Jacked (Trent Brothers #1)(65)
“I’m sorry for your loss,” he said as passively as possible, adding the sympathetic smile they taught us to use when delivering such news. It felt as though a sledgehammer hit me in the chest. A bit of anger welled at his spurious sympathy.
Sorry? You’re sorry? No, you’re not! You’re only saying that because you have to, you liar!
“Oh Erin.” My mom reached for me, pulling me out of my momentary swirl and into her arms, back into reality.
Oh God, is this the way other families feel when I tell them that their loved one has died?
She crammed her nose near my neck and I felt her body shake with each sob, finding my own lifeline and renewed sense of strength and purpose in this tragedy. “I’m so sorry, Mom. So sorry. You’ll be okay. Shhh. It’s okay.”
Father Connolly, the elderly Catholic priest who baptized every one of us, interrupted with his condolences.
I’d heard the familiar Bible passage he had read recited hundreds of times before inside this hospital, but tonight, surrounded by the people I love the most in the world, the psalm had torn through me like a knife through tissue paper.
I held my sobbing mother while my father’s arms encircled us both, and let the pain and tears have at me.
I’D NEVER LOST a family member before, well, not counting my grandpa on my dad’s side, but he had passed when I was young. The sorrow from losing someone you love was like a vortex of utter agony, pulling on my body so hard that it was difficult to walk back to the ER. My legs felt heavy, weighed down from the onslaught of emotional upheaval.
How would my cousins go on? Both of their parents—gone—just like that. No fair warning. No red flags. No months of mental preparation during a long-term illness. Thoughts of the day when my parents would depart this earth welled on top of the suffocating overload, making me miss them and fear the inevitable all at the same time.
I trudged past an exam room where a trauma team was tending to a patient.

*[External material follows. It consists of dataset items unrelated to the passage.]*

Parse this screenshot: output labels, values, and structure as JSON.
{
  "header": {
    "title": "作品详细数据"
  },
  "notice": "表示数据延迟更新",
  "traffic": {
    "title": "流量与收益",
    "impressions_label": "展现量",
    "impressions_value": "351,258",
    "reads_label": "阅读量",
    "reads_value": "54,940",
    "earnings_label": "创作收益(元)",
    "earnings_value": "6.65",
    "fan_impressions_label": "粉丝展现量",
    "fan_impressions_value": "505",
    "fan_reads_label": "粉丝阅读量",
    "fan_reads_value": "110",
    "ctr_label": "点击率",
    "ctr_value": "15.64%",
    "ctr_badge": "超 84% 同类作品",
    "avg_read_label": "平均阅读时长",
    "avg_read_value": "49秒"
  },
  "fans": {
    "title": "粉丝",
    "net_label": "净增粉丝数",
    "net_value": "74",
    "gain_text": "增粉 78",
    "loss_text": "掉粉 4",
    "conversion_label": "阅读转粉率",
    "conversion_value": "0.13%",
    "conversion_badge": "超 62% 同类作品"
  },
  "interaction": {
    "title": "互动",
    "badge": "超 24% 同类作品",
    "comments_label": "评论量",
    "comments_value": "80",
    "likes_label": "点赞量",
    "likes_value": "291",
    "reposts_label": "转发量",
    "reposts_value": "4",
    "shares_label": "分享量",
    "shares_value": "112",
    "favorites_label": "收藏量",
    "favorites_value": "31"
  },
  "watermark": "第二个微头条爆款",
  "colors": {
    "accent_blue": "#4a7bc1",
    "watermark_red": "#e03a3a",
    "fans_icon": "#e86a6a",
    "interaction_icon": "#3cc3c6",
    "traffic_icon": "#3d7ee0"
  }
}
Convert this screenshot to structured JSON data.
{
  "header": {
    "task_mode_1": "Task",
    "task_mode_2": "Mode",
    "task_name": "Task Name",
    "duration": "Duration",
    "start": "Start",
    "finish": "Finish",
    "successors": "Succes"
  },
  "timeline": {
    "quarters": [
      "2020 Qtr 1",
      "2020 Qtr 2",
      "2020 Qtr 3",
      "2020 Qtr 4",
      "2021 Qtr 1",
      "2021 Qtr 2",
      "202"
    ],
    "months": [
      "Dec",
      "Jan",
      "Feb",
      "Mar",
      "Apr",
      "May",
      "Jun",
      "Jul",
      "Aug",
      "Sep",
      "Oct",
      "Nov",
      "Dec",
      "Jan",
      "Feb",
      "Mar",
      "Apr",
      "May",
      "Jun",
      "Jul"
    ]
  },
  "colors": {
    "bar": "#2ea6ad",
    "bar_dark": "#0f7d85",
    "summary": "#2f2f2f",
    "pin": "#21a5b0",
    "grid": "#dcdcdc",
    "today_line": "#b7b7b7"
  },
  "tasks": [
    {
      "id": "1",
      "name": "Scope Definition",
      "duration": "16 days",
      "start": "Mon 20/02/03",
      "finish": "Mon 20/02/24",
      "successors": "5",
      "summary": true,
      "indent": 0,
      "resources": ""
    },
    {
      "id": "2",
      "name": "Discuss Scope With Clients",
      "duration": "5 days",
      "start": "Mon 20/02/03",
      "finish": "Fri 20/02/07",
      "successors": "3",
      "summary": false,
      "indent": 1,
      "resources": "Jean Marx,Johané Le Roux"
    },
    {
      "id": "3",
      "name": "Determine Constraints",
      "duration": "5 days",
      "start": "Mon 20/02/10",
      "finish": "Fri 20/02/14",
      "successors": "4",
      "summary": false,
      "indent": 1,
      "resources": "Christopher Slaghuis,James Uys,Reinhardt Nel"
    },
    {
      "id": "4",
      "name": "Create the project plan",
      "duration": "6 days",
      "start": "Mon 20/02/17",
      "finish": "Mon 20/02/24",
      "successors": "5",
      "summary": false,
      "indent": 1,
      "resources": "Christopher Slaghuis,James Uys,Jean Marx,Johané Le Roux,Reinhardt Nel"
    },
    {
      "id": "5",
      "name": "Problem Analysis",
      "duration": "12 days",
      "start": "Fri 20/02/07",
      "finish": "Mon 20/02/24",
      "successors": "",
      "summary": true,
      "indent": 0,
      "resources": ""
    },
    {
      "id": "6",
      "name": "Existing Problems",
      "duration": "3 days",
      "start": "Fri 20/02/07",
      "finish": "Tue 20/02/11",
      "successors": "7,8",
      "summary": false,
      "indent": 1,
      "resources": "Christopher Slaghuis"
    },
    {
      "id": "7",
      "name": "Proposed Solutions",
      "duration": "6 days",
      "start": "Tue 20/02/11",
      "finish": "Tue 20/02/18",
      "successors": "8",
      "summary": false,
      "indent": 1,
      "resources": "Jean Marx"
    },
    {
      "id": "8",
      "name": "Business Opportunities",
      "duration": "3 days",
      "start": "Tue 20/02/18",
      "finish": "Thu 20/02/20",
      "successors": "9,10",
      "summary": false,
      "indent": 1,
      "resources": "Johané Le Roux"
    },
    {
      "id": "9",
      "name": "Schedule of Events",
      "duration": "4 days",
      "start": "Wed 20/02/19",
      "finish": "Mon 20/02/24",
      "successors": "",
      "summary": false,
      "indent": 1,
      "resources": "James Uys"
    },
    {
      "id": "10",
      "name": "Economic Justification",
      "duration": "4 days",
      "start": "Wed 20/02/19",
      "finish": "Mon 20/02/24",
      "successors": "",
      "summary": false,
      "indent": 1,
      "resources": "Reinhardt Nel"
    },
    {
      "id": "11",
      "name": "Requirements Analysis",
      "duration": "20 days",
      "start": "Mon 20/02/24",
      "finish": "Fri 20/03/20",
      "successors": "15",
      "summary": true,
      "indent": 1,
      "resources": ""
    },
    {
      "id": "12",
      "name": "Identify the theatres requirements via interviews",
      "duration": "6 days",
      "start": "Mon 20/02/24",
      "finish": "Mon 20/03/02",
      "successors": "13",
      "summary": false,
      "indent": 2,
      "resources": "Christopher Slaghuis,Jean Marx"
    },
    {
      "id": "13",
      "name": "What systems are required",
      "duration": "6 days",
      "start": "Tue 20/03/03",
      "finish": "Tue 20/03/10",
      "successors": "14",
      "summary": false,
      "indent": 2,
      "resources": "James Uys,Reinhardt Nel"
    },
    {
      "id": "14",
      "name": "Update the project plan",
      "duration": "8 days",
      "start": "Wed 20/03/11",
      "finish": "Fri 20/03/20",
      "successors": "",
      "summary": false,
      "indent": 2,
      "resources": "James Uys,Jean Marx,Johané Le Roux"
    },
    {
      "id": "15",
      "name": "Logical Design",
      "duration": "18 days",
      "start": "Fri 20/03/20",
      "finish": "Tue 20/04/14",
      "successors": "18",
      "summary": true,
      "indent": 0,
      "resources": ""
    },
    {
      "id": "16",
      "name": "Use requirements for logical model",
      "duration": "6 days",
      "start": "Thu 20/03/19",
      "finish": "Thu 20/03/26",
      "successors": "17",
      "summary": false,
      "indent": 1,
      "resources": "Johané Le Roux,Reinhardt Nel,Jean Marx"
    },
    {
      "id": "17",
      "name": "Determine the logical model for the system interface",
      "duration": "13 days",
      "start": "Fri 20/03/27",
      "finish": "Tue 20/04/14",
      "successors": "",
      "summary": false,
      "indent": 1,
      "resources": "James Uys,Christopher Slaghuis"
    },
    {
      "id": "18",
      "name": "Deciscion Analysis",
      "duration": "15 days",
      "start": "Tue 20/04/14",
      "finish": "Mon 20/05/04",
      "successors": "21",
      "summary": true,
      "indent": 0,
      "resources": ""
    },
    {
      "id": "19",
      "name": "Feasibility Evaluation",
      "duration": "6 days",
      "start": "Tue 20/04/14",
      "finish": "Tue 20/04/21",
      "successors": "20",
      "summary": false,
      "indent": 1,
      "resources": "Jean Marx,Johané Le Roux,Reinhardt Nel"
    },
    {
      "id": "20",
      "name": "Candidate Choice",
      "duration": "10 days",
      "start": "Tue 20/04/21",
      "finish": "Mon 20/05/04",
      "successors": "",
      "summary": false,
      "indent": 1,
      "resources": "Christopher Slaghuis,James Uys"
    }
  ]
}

Fluids, chest compressions, orders being called out. Machines slowly beeped and hissed, while scrub-clad bodies rushed around me. The dread was turning into numbness. I felt internally abandoned.
I have to get out of here. I have to cancel meeting Tommy. Why can’t I stop crying?
“Erin,” the disembodied voice called out but it sounded muffled, distant, as though a figment of a possible delusion.
I was startled by the realization that there was a person blocking my way. My thoughts had to reroute themselves to realize that it was a woman, then they took a few extra beats to remember why this particular human with blonde hair irritated me so much. “I want you to know Randy and I are seeing each other now. I’m being up front with you so you don’t cause problems for us.”
“By the look of you, I guess you’ve heard,” Mandy said.
Confusion rippled. Was she upset that she wasn’t the first one to tell me that my uncle had just died?
“I figured you’d be disappointed but I didn’t think you’d be this much of an emotional mess. God, look at you. You know things like this aren’t within Randy’s control. You can’t blame him for what the board decides. I just hope you don’t make things, well, difficult for him.”
I felt dizzy, confused, caught in a cacophony of machine tones, alternating chimes, and a high-pitched ringing in both of my ears. “Wait. What?”
Mandy gapped at me as if I were stupid. For a moment, I was; at least I was oblivious to the point she was trying to make. Raw instinct was telling me to ignore her bullshit and just punch her. I’d dreamt about hitting her numerous times, even plotted when and how so I could get away with it, but no matter how many times I’d entertained the thoughts I just wasn’t the violent type.
“The fellowship?” she tossed back.
I wiped a tear from my face. Damn she was annoying. “What fellowship?”
Mandy rolled her eyes. “You know. The one that you and Randy have been fighting over? I presume that’s why you’re crying. You’ve probably heard that Doctor Lawson told Randy that the fellowship is his. I hope you’ll be an adult about this. He’s worked just as hard for it, Erin. You know he has.”
The meaning of her words hit me like a wrecking ball. “My fellowship?” The fellowship I’ve worked my entire career for? The singular goal I’ve had in my sights since I was sixteen years old?
Mandy narrowed her beady little brown eyes on me. “It’s not your fellowship. Not anymore. Just…,” she huffed. “Look, I don’t expect you to be pleasant. Just please try not to be a total bitch to him. That’s all I ask, okay?” Her lips twisted. She pointed at my eye. “You may want to put some ice on that. It looks pretty nasty.”
I felt gut-punched. Gutted to the core. Unable to breathe. Unable to think. My vision distorted.
As I watched her shadow walk away, everything I’ve ever wanted, including my sanity and direction in life, left with her.
I grabbed for the wall, for something, scraping my nails on the wood trim.
“Doctor Novak!” a nurse called out as she jogged toward me, passing the retreating soul-stealer. Blue smears blurred into the medicinal white walls. Florescent lights streaked through the images, casting an eerie shadow over everything.
Gone. Everything. He’s gone. It’s gone. Everything—Gone. Oh, God.